Henry Osborne Havemeyer—known as Harry—was born into a wealthy family and became a powerful American entrepreneur. After having inherited from his father a thriving sugar refinery business established in 1807 in New York, he expanded its entities with assistance from his brother Theodore Havemeyer. In 1891 he founded the American Sugar Refining Company and was chosen as its president. His companies controlled sugar refining in the United States at the time of his death. Havemeyer had a strong personality and enjoyed leadership and control. He was also president of the Long Island Railroad (from 1875 to 1876) as well as the American Coffee Company. Harry divorced his first wife, Mary Louise Elder, and married her niece Louisine Elder in 1883. He and his second wife had three children: Adaline, Horace, and Electra. The Havemeyers have become known as two generations of great art collectors who figure among the major donors to the Met.

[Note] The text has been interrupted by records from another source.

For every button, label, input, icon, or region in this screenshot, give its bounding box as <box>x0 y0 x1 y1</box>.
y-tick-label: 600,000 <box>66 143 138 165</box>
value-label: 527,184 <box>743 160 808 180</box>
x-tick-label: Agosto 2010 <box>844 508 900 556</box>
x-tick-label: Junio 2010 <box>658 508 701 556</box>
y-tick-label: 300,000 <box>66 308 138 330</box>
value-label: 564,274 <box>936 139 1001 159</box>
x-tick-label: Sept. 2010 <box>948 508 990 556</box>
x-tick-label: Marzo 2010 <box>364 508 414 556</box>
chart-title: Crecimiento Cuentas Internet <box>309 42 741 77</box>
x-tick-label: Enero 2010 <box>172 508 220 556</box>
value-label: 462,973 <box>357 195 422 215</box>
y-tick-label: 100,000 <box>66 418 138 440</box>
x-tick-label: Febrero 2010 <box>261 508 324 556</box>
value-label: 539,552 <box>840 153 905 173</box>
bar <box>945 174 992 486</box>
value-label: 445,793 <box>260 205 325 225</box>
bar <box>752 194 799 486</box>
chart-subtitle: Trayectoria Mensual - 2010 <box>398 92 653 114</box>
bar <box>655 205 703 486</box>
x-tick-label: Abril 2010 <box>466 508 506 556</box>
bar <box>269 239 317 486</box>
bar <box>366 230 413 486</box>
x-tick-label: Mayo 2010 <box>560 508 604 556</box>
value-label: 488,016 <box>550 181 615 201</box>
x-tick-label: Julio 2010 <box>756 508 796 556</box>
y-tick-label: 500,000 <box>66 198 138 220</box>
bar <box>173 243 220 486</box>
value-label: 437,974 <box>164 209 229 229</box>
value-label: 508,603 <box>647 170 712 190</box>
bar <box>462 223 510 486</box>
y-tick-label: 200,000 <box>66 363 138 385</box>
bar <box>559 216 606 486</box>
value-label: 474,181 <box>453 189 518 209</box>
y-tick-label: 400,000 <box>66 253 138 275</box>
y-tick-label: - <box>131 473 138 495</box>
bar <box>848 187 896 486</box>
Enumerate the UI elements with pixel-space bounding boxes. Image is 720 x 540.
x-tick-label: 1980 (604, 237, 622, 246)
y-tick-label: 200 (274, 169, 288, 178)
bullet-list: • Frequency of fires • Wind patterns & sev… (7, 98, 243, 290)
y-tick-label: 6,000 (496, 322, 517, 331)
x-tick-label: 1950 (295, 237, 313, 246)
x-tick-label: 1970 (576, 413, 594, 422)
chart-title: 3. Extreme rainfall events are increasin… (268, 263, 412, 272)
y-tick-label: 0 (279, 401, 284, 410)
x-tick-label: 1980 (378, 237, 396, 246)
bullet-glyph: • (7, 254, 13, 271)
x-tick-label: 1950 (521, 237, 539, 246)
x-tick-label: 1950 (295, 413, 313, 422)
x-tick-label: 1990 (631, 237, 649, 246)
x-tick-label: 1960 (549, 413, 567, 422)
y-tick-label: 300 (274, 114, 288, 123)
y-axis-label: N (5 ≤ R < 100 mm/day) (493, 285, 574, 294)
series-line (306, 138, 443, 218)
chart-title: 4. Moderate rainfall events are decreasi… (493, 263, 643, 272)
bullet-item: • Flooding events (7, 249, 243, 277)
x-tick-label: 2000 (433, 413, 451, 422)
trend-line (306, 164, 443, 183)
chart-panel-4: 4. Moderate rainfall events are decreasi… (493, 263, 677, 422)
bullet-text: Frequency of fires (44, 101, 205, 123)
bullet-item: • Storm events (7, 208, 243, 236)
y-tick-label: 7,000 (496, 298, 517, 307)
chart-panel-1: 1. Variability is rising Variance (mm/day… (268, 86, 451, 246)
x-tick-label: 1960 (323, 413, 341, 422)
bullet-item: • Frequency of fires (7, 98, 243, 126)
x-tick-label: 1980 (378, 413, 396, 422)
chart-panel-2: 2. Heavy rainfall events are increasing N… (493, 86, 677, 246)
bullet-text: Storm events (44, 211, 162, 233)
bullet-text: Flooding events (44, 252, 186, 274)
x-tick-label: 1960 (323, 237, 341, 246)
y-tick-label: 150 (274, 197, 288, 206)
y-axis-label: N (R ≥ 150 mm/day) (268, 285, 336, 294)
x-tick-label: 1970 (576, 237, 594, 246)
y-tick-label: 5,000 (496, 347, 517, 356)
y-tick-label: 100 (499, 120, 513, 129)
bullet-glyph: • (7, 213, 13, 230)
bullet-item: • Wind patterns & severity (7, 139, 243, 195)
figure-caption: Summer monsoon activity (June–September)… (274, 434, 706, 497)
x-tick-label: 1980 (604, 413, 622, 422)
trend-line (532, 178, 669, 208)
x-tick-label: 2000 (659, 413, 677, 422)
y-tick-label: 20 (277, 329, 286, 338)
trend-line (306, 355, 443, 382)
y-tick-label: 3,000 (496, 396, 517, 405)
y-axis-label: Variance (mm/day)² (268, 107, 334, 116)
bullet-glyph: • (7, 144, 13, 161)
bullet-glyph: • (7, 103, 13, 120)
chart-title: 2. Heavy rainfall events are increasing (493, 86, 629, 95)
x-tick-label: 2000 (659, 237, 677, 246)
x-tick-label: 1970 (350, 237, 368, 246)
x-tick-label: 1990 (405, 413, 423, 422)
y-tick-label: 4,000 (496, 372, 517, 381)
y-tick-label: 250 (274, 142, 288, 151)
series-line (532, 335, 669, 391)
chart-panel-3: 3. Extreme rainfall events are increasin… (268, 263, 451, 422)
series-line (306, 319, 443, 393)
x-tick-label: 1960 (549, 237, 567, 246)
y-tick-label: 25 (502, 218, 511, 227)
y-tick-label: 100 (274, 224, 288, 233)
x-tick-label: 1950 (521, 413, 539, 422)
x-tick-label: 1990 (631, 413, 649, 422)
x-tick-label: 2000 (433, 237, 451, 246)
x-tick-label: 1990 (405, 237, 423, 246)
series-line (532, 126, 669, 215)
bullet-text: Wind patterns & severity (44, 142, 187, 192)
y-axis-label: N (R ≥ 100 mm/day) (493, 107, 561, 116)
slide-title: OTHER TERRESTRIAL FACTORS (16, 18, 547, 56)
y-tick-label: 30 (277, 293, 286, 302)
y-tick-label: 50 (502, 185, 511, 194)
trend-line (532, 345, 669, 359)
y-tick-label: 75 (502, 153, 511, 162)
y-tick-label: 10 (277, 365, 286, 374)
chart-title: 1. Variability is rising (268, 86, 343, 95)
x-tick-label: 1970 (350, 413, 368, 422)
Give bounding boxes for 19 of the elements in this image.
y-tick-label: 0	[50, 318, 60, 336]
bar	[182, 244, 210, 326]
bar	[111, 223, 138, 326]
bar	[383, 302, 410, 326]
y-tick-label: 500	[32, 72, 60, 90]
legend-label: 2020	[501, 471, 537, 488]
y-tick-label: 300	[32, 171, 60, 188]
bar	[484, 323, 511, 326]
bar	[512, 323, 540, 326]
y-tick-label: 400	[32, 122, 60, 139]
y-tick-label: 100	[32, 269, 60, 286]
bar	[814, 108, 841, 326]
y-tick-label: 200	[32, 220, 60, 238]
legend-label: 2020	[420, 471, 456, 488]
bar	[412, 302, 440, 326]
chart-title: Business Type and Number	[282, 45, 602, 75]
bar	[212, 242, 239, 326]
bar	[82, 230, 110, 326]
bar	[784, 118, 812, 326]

The Havemeyer collection gift remains one of the most noteworthy in the Metropolitan. It enriches nearly every department of the Museum. Of more than 4,500 artworks they gave, 150 are Islamic. Their collecting taste followed an avant-garde path. Aside from Old Master paintings, in the 1870s they began buying then-unappreciated Impressionist works, as well as Far Eastern art. Probably in the 1880s, Harry developed an interest in Islamic art. He was later followed by Louisine and their son Horace. Key figures who might have inspired the Havemeyers in this direction were Edward C. Moore, Louis Comfort Tiffany, and landscape artist Samuel Colman, who were all designers inspired by Oriental art and working for Henry and Louisine. (When Harry married Louisine, he commissioned Moore to design a silver flatware service for her. This service was made in Moore's Japanese style and shows the Havemeyers' taste and interest in exotic design.) Although the Havemeyers liked to travel and meet contemporary artists in Europe, they relied on intermediaries when collecting Islamic art. Their strong collection of ceramics from Raqqa in Syria and Kashan in Iran was mainly built upon the advice of Dikran Kelekian, a dealer, consultant, and friend.
Kelekian was an Armenian art dealer from Kayseri, Turkey, who had established galleries in New York City (ca. 1895), Paris, and Cairo. He was one of the key figures in Islamic art collecting in America and Europe, and very influential among his clientele. Kelekian originally came to the United States for the World Columbian Exposition in Chicago (1893). Here he met the American painter Mary Cassatt. They became lifelong friends. Mary introduced Dikran to American collectors, among them her close friend Louisine Havemeyer.
By the end of the 1880s the Havemeyer family had three children, and their art collection had significantly increased. Hence they decided to leave their first residence—a modest brownstone townhouse at 34 East 36th Street, across the street from their affluent neighbor J. Pierpont Morgan—and moved north to 1 East 66th Street at Fifth Avenue, where by 1890 the construction of the Havemeyer residence in the Romanesque Revival style had begun.
If the Havemeyer house was in a conservative style on the outside, its inside was a real experiment in the realm of interior decoration. It was designed by Tiffany and Colman, who were both vividly inspired by the arts of the Far East and the Islamic world, which they incorporated in their style and also collected. It was Colman who motivated Harry to purchase Japanese art for the first time during his visit to the 1876 Centennial Exhibition in Philadelphia. Hence the rooms were made with a profusion of patterns, unusual materials, a preference for exotic motifs with an Indian, Islamic, or Japanese taste, and a concern for the display of the collections of "decorative" objects.